Furthermore, it appears that the expansion of COVID-19 has laid the groundwork for patients' scepticism about the authority of modern medical institution, based on the data. As a result, the COVID-19 patients polled for this study have begun to look at alternatives to the modern medical institution, specifically medical science and expertise. In such cases,' mental, immaterial,' 'natural,' 'physical,' and 'conventional therapeutic' alternatives can be helpful in giving persons at risk of the virus a sense of security. Meanwhile, as a notable response to the risks posed by the Corona crisis, the concept of "spiritual fatalism” was demonstrated, which is an important outcome in religious Iranian society. Although many related studies focus on the role of mental factors (Dockray & Steptoe, 2010), immaterial affairs (Soltan Mohammadi, 1400 [2021 A.D.]; Mardanian Dehkordi & Shahgholian, 1393 [2015 A.D.]), and traditional medicine (Eisenberg et al., 1998) as an alternative or supplement to modern medicine in the health process, examining these sources together and from the perspective of patients is considered one of the current research's achievements.

It should also be noted that the 'mediated experience' (Giddens, 1996, p. 84) and the important role of the media in highlighting some themes related to the modern medical institution are among the study's notable findings. Although participants have direct experience with COVID-19, it should not be overlooked that the media has an indirect impact on their attitudes. As previously stated, the impact of this issue can be seen in the sub-theme of the medical staff's sacrifice and hard work’.

Due to the numerous similarities between 'medical science and expertise' in many countries throughout the world, the findings of this study, regardless of Iran's social context, can serve as a point of reference for other cultures and countries, as well as a cautionary tale about the global role of 'medical science and expertise.' Conducting complementary research on the subject of current research can provide researchers and policymakers with more complete and comprehensive findings. It is advised, for example, to do study on how people trust traditional medicine or other alternative medicine and compare its place in people's perceptions with modern medicine

A loss of trust in the formal medical institution can have a plethora of negative consequences for a society. Avoiding formal medical institution is accompanied by alternatives, some of which are not supervised by any official institution, and the tendency of people to gravitate toward these alternative systems can be viewed as a threat to public health in the long run. Thus, it appears necessary to use the findings of this study and other similar studies to improve the efficiency and performance of the modern medical institution.

 

[1]. In Islamic tradition, Ahl al Bayt primarily refers to the family of the Islamic prophet Muhammad (PBUH).

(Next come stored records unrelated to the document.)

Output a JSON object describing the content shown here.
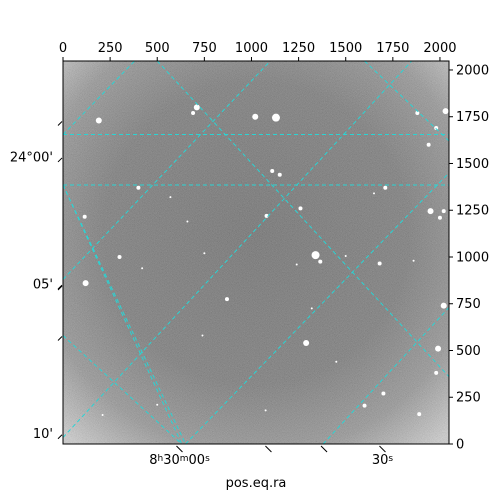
{
  "chart_data": {
    "type": "image",
    "image_style": "grayscale astronomical image with a cyan dashed world-coordinate grid",
    "colors": {
      "grid": "#2ad4d4",
      "frame": "#000000",
      "background": "#ffffff"
    },
    "xlabel": "pos.eq.ra",
    "pixel_axes": {
      "x_range": [
        0,
        2048
      ],
      "y_range": [
        0,
        2048
      ],
      "top_ticks": [
        0,
        250,
        500,
        750,
        1000,
        1250,
        1500,
        1750,
        2000
      ],
      "right_ticks": [
        0,
        250,
        500,
        750,
        1000,
        1250,
        1500,
        1750,
        2000
      ]
    },
    "world_axes": {
      "ra_tick_labels": [
        {
          "label": "8h30m00s",
          "x": 618,
          "y": 0
        },
        {
          "label": "30s",
          "x": 1695,
          "y": 0
        }
      ],
      "dec_tick_labels": [
        {
          "label": "24°00'",
          "x": 0,
          "y": 1535
        },
        {
          "label": "05'",
          "x": 0,
          "y": 855
        },
        {
          "label": "10'",
          "x": 0,
          "y": 55
        }
      ]
    },
    "grid_lines": {
      "dash": "dashed",
      "family_a": [
        [
          [
            0,
            1655
          ],
          [
            2048,
            1655
          ]
        ],
        [
          [
            0,
            1655
          ],
          [
            380,
            2048
          ]
        ],
        [
          [
            0,
            880
          ],
          [
            1100,
            2048
          ]
        ],
        [
          [
            0,
            35
          ],
          [
            1850,
            2048
          ]
        ],
        [
          [
            650,
            0
          ],
          [
            2048,
            1450
          ]
        ],
        [
          [
            1380,
            0
          ],
          [
            2048,
            730
          ]
        ]
      ],
      "family_b": [
        [
          [
            0,
            1385
          ],
          [
            2048,
            1385
          ]
        ],
        [
          [
            0,
            1385
          ],
          [
            650,
            0
          ]
        ],
        [
          [
            0,
            1385
          ],
          [
            630,
            0
          ]
        ],
        [
          [
            0,
            580
          ],
          [
            630,
            0
          ]
        ],
        [
          [
            500,
            2048
          ],
          [
            2048,
            360
          ]
        ],
        [
          [
            1600,
            2048
          ],
          [
            2048,
            1620
          ]
        ]
      ]
    },
    "stars": [
      {
        "x": 190,
        "y": 1730,
        "r": 3
      },
      {
        "x": 710,
        "y": 1800,
        "r": 3
      },
      {
        "x": 690,
        "y": 1770,
        "r": 2
      },
      {
        "x": 1130,
        "y": 1745,
        "r": 4
      },
      {
        "x": 1020,
        "y": 1750,
        "r": 3
      },
      {
        "x": 1880,
        "y": 1770,
        "r": 2
      },
      {
        "x": 1980,
        "y": 1690,
        "r": 2
      },
      {
        "x": 2030,
        "y": 1780,
        "r": 3
      },
      {
        "x": 1940,
        "y": 1600,
        "r": 2
      },
      {
        "x": 400,
        "y": 1370,
        "r": 2
      },
      {
        "x": 1110,
        "y": 1460,
        "r": 2
      },
      {
        "x": 1150,
        "y": 1440,
        "r": 2
      },
      {
        "x": 1710,
        "y": 1370,
        "r": 2
      },
      {
        "x": 1650,
        "y": 1340,
        "r": 1
      },
      {
        "x": 570,
        "y": 1320,
        "r": 1
      },
      {
        "x": 1260,
        "y": 1260,
        "r": 2
      },
      {
        "x": 1080,
        "y": 1220,
        "r": 2
      },
      {
        "x": 1950,
        "y": 1245,
        "r": 3
      },
      {
        "x": 2020,
        "y": 1245,
        "r": 2
      },
      {
        "x": 2000,
        "y": 1210,
        "r": 2
      },
      {
        "x": 115,
        "y": 1215,
        "r": 2
      },
      {
        "x": 660,
        "y": 1190,
        "r": 1
      },
      {
        "x": 1340,
        "y": 1010,
        "r": 4
      },
      {
        "x": 1365,
        "y": 975,
        "r": 2
      },
      {
        "x": 1500,
        "y": 1005,
        "r": 1
      },
      {
        "x": 1240,
        "y": 960,
        "r": 1
      },
      {
        "x": 300,
        "y": 1000,
        "r": 2
      },
      {
        "x": 420,
        "y": 940,
        "r": 1
      },
      {
        "x": 1680,
        "y": 965,
        "r": 2
      },
      {
        "x": 1860,
        "y": 980,
        "r": 1
      },
      {
        "x": 120,
        "y": 860,
        "r": 3
      },
      {
        "x": 870,
        "y": 775,
        "r": 2
      },
      {
        "x": 1320,
        "y": 725,
        "r": 1
      },
      {
        "x": 2020,
        "y": 740,
        "r": 3
      },
      {
        "x": 1290,
        "y": 540,
        "r": 3
      },
      {
        "x": 1990,
        "y": 510,
        "r": 3
      },
      {
        "x": 1980,
        "y": 380,
        "r": 2
      },
      {
        "x": 1700,
        "y": 270,
        "r": 2
      },
      {
        "x": 1600,
        "y": 205,
        "r": 2
      },
      {
        "x": 1890,
        "y": 160,
        "r": 2
      },
      {
        "x": 1075,
        "y": 180,
        "r": 1
      },
      {
        "x": 210,
        "y": 155,
        "r": 1
      },
      {
        "x": 750,
        "y": 1020,
        "r": 1
      },
      {
        "x": 500,
        "y": 210,
        "r": 1
      },
      {
        "x": 1450,
        "y": 440,
        "r": 1
      },
      {
        "x": 740,
        "y": 580,
        "r": 1
      }
    ]
  }
}
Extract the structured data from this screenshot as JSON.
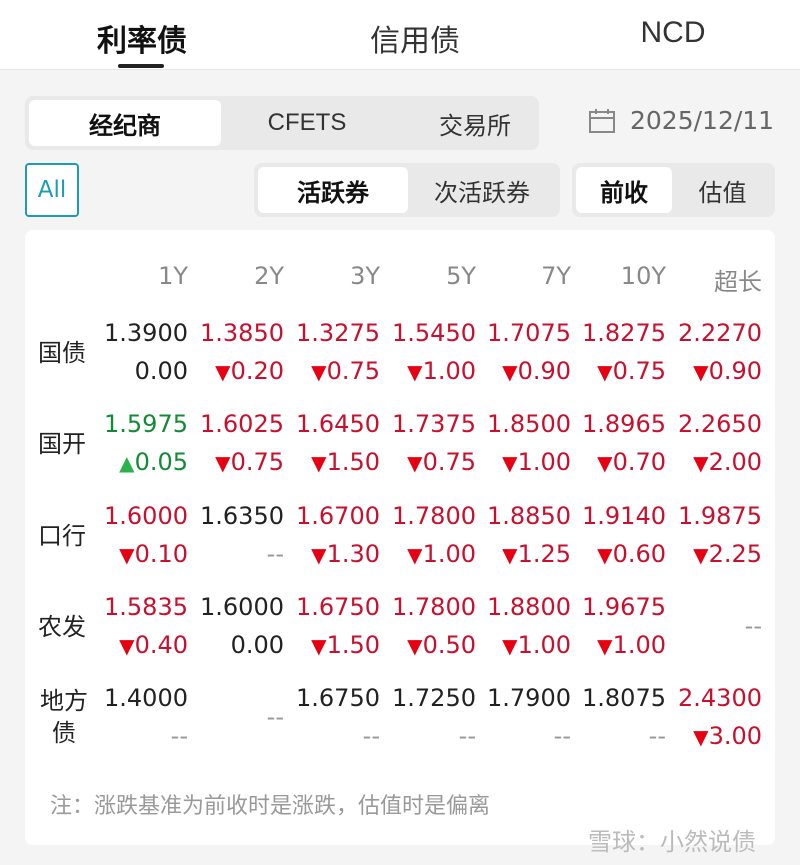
{
  "tabs": [
    "利率债",
    "信用债",
    "NCD"
  ],
  "source_tabs": [
    "经纪商",
    "CFETS",
    "交易所"
  ],
  "date": "2025/12/11",
  "all_label": "All",
  "bond_type": [
    "活跃券",
    "次活跃券"
  ],
  "mode": [
    "前收",
    "估值"
  ],
  "columns": [
    "1Y",
    "2Y",
    "3Y",
    "5Y",
    "7Y",
    "10Y",
    "超长"
  ],
  "colors": {
    "red": "#c8102e",
    "green": "#138a36",
    "accent": "#1e9bb8"
  },
  "rows": [
    {
      "label": "国债",
      "cells": [
        {
          "v": "1.3900",
          "vc": "neutral",
          "c": "0.00",
          "dir": "none"
        },
        {
          "v": "1.3850",
          "vc": "red",
          "c": "0.20",
          "dir": "down"
        },
        {
          "v": "1.3275",
          "vc": "red",
          "c": "0.75",
          "dir": "down"
        },
        {
          "v": "1.5450",
          "vc": "red",
          "c": "1.00",
          "dir": "down"
        },
        {
          "v": "1.7075",
          "vc": "red",
          "c": "0.90",
          "dir": "down"
        },
        {
          "v": "1.8275",
          "vc": "red",
          "c": "0.75",
          "dir": "down"
        },
        {
          "v": "2.2270",
          "vc": "red",
          "c": "0.90",
          "dir": "down"
        }
      ]
    },
    {
      "label": "国开",
      "cells": [
        {
          "v": "1.5975",
          "vc": "green",
          "c": "0.05",
          "dir": "up"
        },
        {
          "v": "1.6025",
          "vc": "red",
          "c": "0.75",
          "dir": "down"
        },
        {
          "v": "1.6450",
          "vc": "red",
          "c": "1.50",
          "dir": "down"
        },
        {
          "v": "1.7375",
          "vc": "red",
          "c": "0.75",
          "dir": "down"
        },
        {
          "v": "1.8500",
          "vc": "red",
          "c": "1.00",
          "dir": "down"
        },
        {
          "v": "1.8965",
          "vc": "red",
          "c": "0.70",
          "dir": "down"
        },
        {
          "v": "2.2650",
          "vc": "red",
          "c": "2.00",
          "dir": "down"
        }
      ]
    },
    {
      "label": "口行",
      "cells": [
        {
          "v": "1.6000",
          "vc": "red",
          "c": "0.10",
          "dir": "down"
        },
        {
          "v": "1.6350",
          "vc": "neutral",
          "c": "--",
          "dir": "none"
        },
        {
          "v": "1.6700",
          "vc": "red",
          "c": "1.30",
          "dir": "down"
        },
        {
          "v": "1.7800",
          "vc": "red",
          "c": "1.00",
          "dir": "down"
        },
        {
          "v": "1.8850",
          "vc": "red",
          "c": "1.25",
          "dir": "down"
        },
        {
          "v": "1.9140",
          "vc": "red",
          "c": "0.60",
          "dir": "down"
        },
        {
          "v": "1.9875",
          "vc": "red",
          "c": "2.25",
          "dir": "down"
        }
      ]
    },
    {
      "label": "农发",
      "cells": [
        {
          "v": "1.5835",
          "vc": "red",
          "c": "0.40",
          "dir": "down"
        },
        {
          "v": "1.6000",
          "vc": "neutral",
          "c": "0.00",
          "dir": "none"
        },
        {
          "v": "1.6750",
          "vc": "red",
          "c": "1.50",
          "dir": "down"
        },
        {
          "v": "1.7800",
          "vc": "red",
          "c": "0.50",
          "dir": "down"
        },
        {
          "v": "1.8800",
          "vc": "red",
          "c": "1.00",
          "dir": "down"
        },
        {
          "v": "1.9675",
          "vc": "red",
          "c": "1.00",
          "dir": "down"
        },
        {
          "empty": "--"
        }
      ]
    },
    {
      "label": "地方债",
      "cells": [
        {
          "v": "1.4000",
          "vc": "neutral",
          "c": "--",
          "dir": "none"
        },
        {
          "empty": "--"
        },
        {
          "v": "1.6750",
          "vc": "neutral",
          "c": "--",
          "dir": "none"
        },
        {
          "v": "1.7250",
          "vc": "neutral",
          "c": "--",
          "dir": "none"
        },
        {
          "v": "1.7900",
          "vc": "neutral",
          "c": "--",
          "dir": "none"
        },
        {
          "v": "1.8075",
          "vc": "neutral",
          "c": "--",
          "dir": "none"
        },
        {
          "v": "2.4300",
          "vc": "red",
          "c": "3.00",
          "dir": "down"
        }
      ]
    }
  ],
  "note": "注：涨跌基准为前收时是涨跌，估值时是偏离",
  "watermark": "雪球：小然说债"
}
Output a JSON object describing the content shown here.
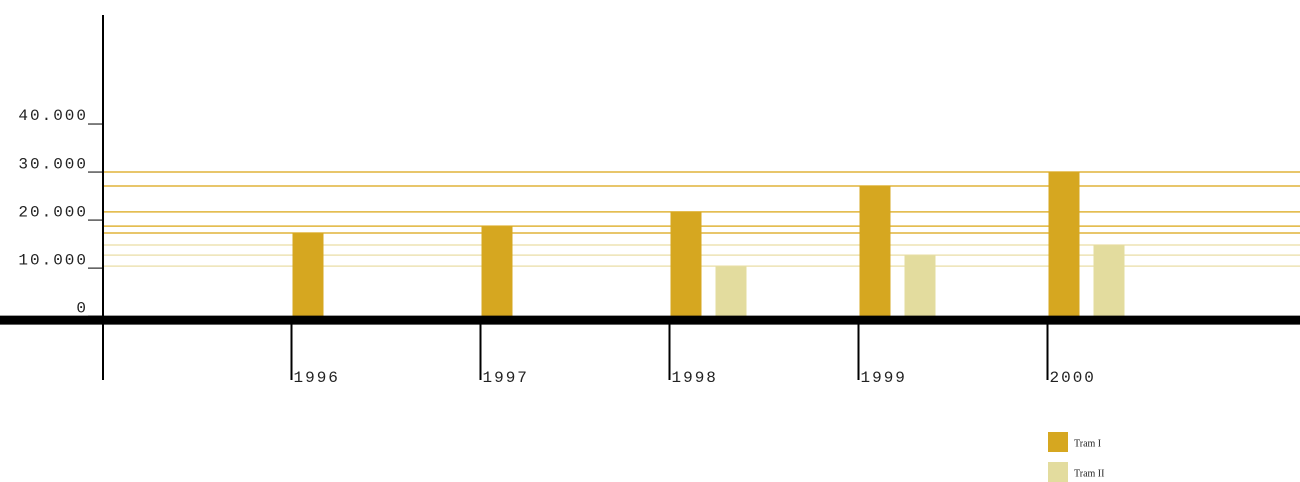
{
  "chart_data": {
    "type": "bar",
    "categories": [
      "1996",
      "1997",
      "1998",
      "1999",
      "2000"
    ],
    "series": [
      {
        "name": "Tram I",
        "color": "#d6a720",
        "line_color": "#e0b43a",
        "values": [
          17300,
          18750,
          21700,
          27100,
          30000
        ]
      },
      {
        "name": "Tram II",
        "color": "#e3dc9e",
        "line_color": "#ede3b4",
        "values": [
          null,
          null,
          10400,
          12700,
          14800
        ]
      }
    ],
    "ylim": [
      -13300,
      62700
    ],
    "yticks": [
      0,
      {
        "value": 10000,
        "label": "10.000"
      },
      {
        "value": 20000,
        "label": "20.000"
      },
      {
        "value": 30000,
        "label": "30.000"
      },
      {
        "value": 40000,
        "label": "40.000"
      }
    ]
  }
}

[2]. The 12th Imam of Shias, who, according to Islamic belief, will appear at the end of times to rid the world of evil and injustice.

[3]. Giddens believes that contrary to many people's beliefs, the concept of destiny has found a place in the modern world, he says "Yet notions of fate refuse to disappear altogether, and are found in uneasy combination with an outlook of the secular risk type and with attitudes of fatalism" (Giddens, 1996, p. 130).